Predicting the protein-protein interactions using primary structures with predicted protein surface

Abstract

Background: Many biological functions involve various protein-protein interactions (PPIs). Elucidating such interactions is crucial for understanding general principles of cellular systems. Previous studies have shown the potential of predicting PPIs based on only sequence information. Compared to approaches that require other auxiliary information, these sequence-based approaches can be applied to a broader range of applications.

Results: This study presents a novel sequence-based method based on the assumption that protein-protein interactions are more related to amino acids at the surface than those at the core. The present method considers surface information and maintains the advantage of relying on only sequence data by including an accessible surface area (ASA) predictor recently proposed by the authors. This study also reports the experiments conducted to evaluate a) the performance of PPI prediction achieved by including the predicted surface and b) the quality of the predicted surface in comparison with the surface obtained from structures. The experimental results show that surface information helps to predict interacting protein pairs. Furthermore, the prediction performance achieved by using the surface estimated with the ASA predictor is close to that using the surface obtained from protein structures.
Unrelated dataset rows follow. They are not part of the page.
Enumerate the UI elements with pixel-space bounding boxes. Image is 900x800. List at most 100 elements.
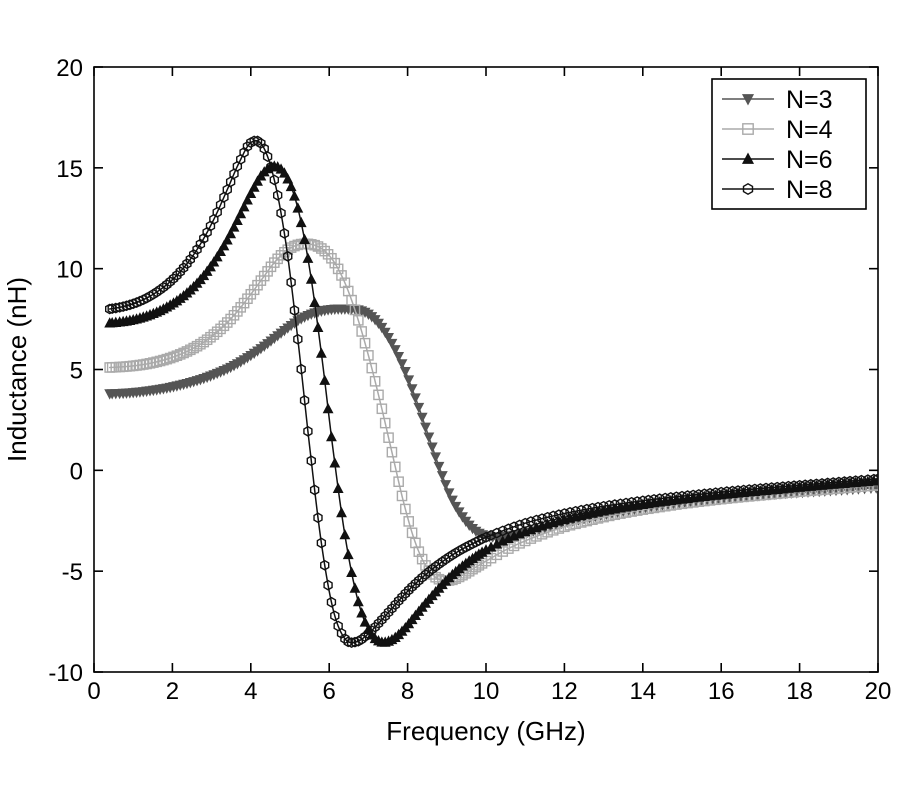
marker-hexagon: [128, 298, 138, 310]
x-tick-label: 12: [551, 678, 578, 705]
marker-triangle-down: [741, 94, 755, 106]
marker-hexagon: [461, 541, 471, 553]
y-tick-label: 15: [56, 156, 83, 183]
marker-hexagon: [114, 301, 125, 313]
marker-hexagon: [135, 295, 145, 307]
marker-hexagon: [710, 487, 721, 499]
marker-square: [389, 461, 401, 473]
marker-square: [185, 344, 196, 356]
marker-triangle-up: [248, 181, 260, 192]
legend-label-n6: N=6: [786, 146, 833, 174]
marker-hexagon: [373, 617, 384, 629]
marker-square: [366, 362, 378, 374]
marker-hexagon: [246, 137, 256, 149]
marker-hexagon: [542, 511, 553, 523]
marker-triangle-up: [346, 566, 358, 577]
marker-square: [413, 546, 425, 557]
marker-square: [519, 535, 531, 547]
marker-hexagon: [761, 482, 771, 494]
marker-triangle-up: [215, 245, 226, 257]
marker-hexagon: [131, 297, 142, 308]
marker-square: [376, 403, 388, 415]
marker-triangle-up: [339, 528, 351, 540]
marker-square: [742, 123, 754, 135]
marker-hexagon: [750, 483, 760, 495]
marker-hexagon: [626, 496, 637, 508]
marker-triangle-down: [396, 359, 408, 370]
marker-hexagon: [225, 176, 236, 188]
marker-triangle-down: [399, 367, 411, 378]
marker-triangle-up: [231, 214, 243, 225]
marker-hexagon: [380, 610, 390, 622]
marker-hexagon: [276, 207, 286, 219]
marker-triangle-down: [440, 480, 452, 491]
marker-triangle-up: [309, 296, 321, 308]
marker-hexagon: [800, 479, 810, 491]
marker-square: [208, 329, 220, 340]
marker-hexagon: [138, 294, 148, 306]
x-axis: 0 2 4 6 8 10 12 14 16 18 20: [87, 67, 891, 705]
marker-triangle-up: [235, 207, 247, 219]
marker-hexagon: [125, 299, 135, 311]
marker-square: [349, 304, 361, 316]
marker-square: [174, 349, 186, 360]
marker-triangle-down: [379, 327, 391, 339]
marker-hexagon: [738, 484, 749, 496]
marker-hexagon: [604, 499, 614, 511]
marker-hexagon: [727, 485, 738, 497]
marker-square: [400, 503, 411, 515]
x-tick-label: 20: [865, 678, 892, 705]
y-tick-label: 10: [56, 257, 83, 284]
marker-hexagon: [722, 486, 732, 497]
marker-triangle-up: [302, 252, 314, 263]
marker-hexagon: [682, 490, 693, 501]
marker-square: [406, 527, 418, 539]
marker-triangle-up: [242, 194, 253, 205]
marker-hexagon: [168, 273, 179, 285]
marker-hexagon: [195, 238, 206, 250]
marker-triangle-up: [238, 201, 250, 212]
marker-hexagon: [554, 509, 564, 521]
series-n8: [104, 135, 878, 649]
marker-hexagon: [219, 191, 229, 203]
marker-triangle-up: [342, 548, 354, 560]
x-tick-label: 16: [708, 678, 735, 705]
marker-hexagon: [471, 536, 481, 548]
marker-triangle-down: [446, 495, 458, 506]
marker-hexagon: [457, 543, 468, 555]
marker-hexagon: [192, 244, 202, 255]
marker-triangle-down: [453, 507, 465, 518]
marker-hexagon: [404, 584, 414, 596]
marker-hexagon: [249, 135, 259, 147]
marker-hexagon: [316, 537, 327, 549]
marker-hexagon: [299, 394, 310, 406]
marker-hexagon: [811, 478, 822, 490]
marker-hexagon: [565, 506, 575, 518]
marker-hexagon: [576, 504, 586, 516]
marker-triangle-down: [426, 442, 438, 453]
marker-triangle-up: [292, 202, 304, 213]
marker-hexagon: [279, 227, 290, 239]
marker-square: [158, 354, 169, 366]
marker-square: [363, 350, 374, 361]
marker-triangle-down: [406, 384, 418, 395]
marker-hexagon: [783, 480, 794, 492]
marker-square: [430, 571, 441, 583]
legend-label-n8: N=8: [786, 176, 833, 204]
marker-hexagon: [666, 491, 676, 503]
marker-square: [339, 277, 351, 289]
marker-hexagon: [454, 545, 464, 557]
marker-triangle-up: [295, 216, 307, 228]
marker-hexagon: [610, 499, 620, 510]
marker-hexagon: [326, 596, 337, 608]
marker-hexagon: [215, 199, 226, 211]
marker-hexagon: [383, 606, 394, 618]
marker-hexagon: [464, 540, 474, 551]
marker-square: [386, 446, 398, 458]
marker-hexagon: [370, 621, 380, 633]
marker-hexagon: [377, 614, 387, 626]
marker-hexagon: [148, 288, 159, 300]
x-tick-label: 2: [166, 678, 179, 705]
marker-triangle-down: [433, 461, 445, 473]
Conclusion: This work presents a sequence-based method that takes into account surface information for predicting PPIs. The proposed procedure of surface identification improves the prediction performance with an F-measure of 5.1%. The extracted surfaces are also valuable in other biomedical applications that require similar information.

Figure 1

Workflow of proposed method to predict interacting protein pairs. Given a pair of protein sequences, this method first encodes each of the two sequences as a vector. The encoding process comprises three steps; the two steps marked with an asterisk are the major contributions of this work. The two vectors are concatenated as the feature vector of the protein pair and submitted to the RVKDE for classifying whether the two proteins have interactions.

Figure 2

Example of the surface predicted by the present method. This example employs the two subunits of RNA ploymerase II (PDB ID: 2HZM), Med18 (chain B) and Med20 (chain A), to show the predicted surface relative to the interface residues. The protein chain in spacefill mode is the target subunit used in surface identification; the protein chain that is displayed in stick mode is treated as the interacting partner of the target subunit. The predicted surface that overlaps the interface residues is shown in yellow, and the non-overlapping region is shown in red. Med18 is the target subunit in (a), and Med20 is the target subunit in (b).

Figure 3

Example of encoding a residue in the PSSM-2SP form. This example encodes the fifth residue (i = 5) of a protein (PDB ID: 154L) with window size 11 (w = 11 and h = 5). A position is represented by a 23-dimensional vector (20 amino acid values, a terminal flag and two group values). The first row is a pseudo terminal residue where only the terminal flag is 1 and all 22 other values are zero. Finally, the i-th residue is encoded with its neighboring positions to form a 253-dimensional feature vector.

Figure 4

Identifying surface of protein sequence. Input: Each residue of the sequence is associated with a predicted RSA value. Step 1: Identify surface residues having RSA values ≥t. Step 2: Scan the sequence with a sliding window of size w, where each surface window must include at least o surface residues. Step 3: Predicted surface is union of all surface windows. t = 0.3, w = 9 and o = 3 in this example.

Figure 5

Encoding a protein sequence as a feature vector using conjoint triads. Step 1: Transform the amino acid sequence into the group sequence. Step 2: Scan the predicted surface along the group sequence, and count the triads in the occurrence vector O.